The fall in crude oil prices in the global market as a result of supply glut further aggravated by shale oil production in the US and lifting of economic sanctions imposed on Iran has had a negative effect on the Nigerian economy over the past two years.
Crude oil exports is major source of foreign exchange earnings and revenue for the Nigerian economy, thus a slump in global market prices has depleted the revenue of the government and Nigeria being a highly import dependent country has seen high pressure imposed on the Naira. The CBN has moved to strengthen the Naira by restricting access to forex for the importation of certain goods and pegging the Naira at N197 to a Dollar. This situation has led to calls for the government to look inward for solutions. Recently some senators and other individuals have also called on Nigerians to patronise made in Nigeria products to reduce our dependence on importation, hence reducing the pressure on the Naira and the foreign reserves.
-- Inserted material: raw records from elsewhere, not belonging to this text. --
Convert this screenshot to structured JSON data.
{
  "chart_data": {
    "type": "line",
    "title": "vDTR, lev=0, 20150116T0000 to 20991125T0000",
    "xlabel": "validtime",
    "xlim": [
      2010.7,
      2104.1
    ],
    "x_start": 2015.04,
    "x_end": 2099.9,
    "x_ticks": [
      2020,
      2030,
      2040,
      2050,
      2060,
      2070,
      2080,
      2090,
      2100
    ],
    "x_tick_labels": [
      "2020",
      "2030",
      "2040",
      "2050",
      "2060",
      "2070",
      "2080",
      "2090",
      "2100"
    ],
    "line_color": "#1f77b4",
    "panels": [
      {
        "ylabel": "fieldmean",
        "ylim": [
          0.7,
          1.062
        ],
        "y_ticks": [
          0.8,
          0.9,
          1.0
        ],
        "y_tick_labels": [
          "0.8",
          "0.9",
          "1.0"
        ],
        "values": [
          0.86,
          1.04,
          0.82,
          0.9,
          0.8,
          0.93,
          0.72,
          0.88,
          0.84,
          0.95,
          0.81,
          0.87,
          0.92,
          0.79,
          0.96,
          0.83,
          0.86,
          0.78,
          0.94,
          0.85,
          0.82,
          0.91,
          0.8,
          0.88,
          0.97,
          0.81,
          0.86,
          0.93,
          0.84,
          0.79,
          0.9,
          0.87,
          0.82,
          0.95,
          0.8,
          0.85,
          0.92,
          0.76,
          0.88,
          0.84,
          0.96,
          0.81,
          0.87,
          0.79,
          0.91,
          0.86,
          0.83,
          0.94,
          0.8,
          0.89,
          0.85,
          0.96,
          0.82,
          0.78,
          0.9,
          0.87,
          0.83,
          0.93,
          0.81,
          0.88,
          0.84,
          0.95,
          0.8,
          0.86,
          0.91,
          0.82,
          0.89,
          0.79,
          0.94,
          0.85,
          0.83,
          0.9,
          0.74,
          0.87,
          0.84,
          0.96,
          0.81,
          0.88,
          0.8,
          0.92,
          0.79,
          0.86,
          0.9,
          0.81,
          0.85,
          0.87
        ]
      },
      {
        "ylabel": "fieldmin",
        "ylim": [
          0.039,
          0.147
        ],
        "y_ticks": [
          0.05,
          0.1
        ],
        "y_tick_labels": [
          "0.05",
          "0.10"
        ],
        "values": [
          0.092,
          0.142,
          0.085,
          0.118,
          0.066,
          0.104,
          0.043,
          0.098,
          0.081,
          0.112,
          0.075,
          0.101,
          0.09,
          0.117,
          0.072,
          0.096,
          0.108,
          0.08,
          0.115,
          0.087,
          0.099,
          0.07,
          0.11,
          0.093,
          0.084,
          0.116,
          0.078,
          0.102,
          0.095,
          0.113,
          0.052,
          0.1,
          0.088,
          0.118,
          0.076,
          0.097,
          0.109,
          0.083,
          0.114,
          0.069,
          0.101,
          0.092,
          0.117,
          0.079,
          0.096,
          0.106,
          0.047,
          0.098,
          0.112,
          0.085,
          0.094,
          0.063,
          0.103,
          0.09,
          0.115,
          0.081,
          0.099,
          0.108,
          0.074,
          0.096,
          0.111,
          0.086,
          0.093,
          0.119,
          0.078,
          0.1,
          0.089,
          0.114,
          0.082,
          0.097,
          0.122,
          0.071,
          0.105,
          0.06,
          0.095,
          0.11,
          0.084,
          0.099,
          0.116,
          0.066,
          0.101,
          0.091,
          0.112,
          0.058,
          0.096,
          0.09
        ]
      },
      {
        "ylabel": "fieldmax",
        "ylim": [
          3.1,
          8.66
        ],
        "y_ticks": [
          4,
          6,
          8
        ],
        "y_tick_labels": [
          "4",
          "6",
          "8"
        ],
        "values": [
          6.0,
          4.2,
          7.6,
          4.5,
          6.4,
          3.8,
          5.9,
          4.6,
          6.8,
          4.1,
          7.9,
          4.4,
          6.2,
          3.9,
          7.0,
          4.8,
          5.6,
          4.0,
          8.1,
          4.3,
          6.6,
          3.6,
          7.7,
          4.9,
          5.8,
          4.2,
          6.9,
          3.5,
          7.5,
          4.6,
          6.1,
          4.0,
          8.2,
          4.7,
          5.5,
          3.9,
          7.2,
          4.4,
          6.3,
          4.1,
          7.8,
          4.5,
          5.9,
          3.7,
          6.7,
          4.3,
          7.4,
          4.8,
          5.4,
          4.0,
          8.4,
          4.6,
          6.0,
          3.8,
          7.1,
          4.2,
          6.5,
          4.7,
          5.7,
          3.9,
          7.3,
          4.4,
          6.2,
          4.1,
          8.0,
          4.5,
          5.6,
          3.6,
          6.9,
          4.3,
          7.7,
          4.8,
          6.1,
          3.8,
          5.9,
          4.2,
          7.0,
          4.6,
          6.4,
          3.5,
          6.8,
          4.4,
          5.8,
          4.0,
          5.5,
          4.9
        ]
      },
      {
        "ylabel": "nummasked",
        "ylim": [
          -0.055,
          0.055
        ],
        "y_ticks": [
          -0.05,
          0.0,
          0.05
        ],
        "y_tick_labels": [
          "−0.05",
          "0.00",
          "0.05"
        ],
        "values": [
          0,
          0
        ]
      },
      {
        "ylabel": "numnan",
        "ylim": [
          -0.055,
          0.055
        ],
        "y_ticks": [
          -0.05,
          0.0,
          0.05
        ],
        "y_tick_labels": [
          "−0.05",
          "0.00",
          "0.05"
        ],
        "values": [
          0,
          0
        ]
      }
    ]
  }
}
However, what most people have failed to talk about is how investment in tourism can actually be a potential foreign exchange earner for the Nigerian economy alongside the multiplier effects of employment creation both directly and indirectly. The Nigerian tourism sector is a sector with highly untapped economic potential.
In 2013 according to World Bank data, India earned an estimated US$19 billion in international tourism receipts, while Mexico earned an estimated US$14 billion, South Africa US$10 billion and Morocco earned US$8 billion in international receipts compared to Nigeria’s meagre US$641 million.
Nigeria can tap into this potential goldmine by developing our tourist attraction sites like Osun Osogbo groove, Obudu mountain resort in Cross River state, Ibeno Beach in Akwa Ibom, Alok Ikom Monoliths et al into excellent sites as well as developing the requisite infrastructures like roads, electricity, transportation and most importantly security.
The sector would not only increase the much needed foreign exchange earnings, it would also have a multiplier effect of job creation (both direct and indirect) and boosting economic activities especially the activities of hotel owners and the consumer sector.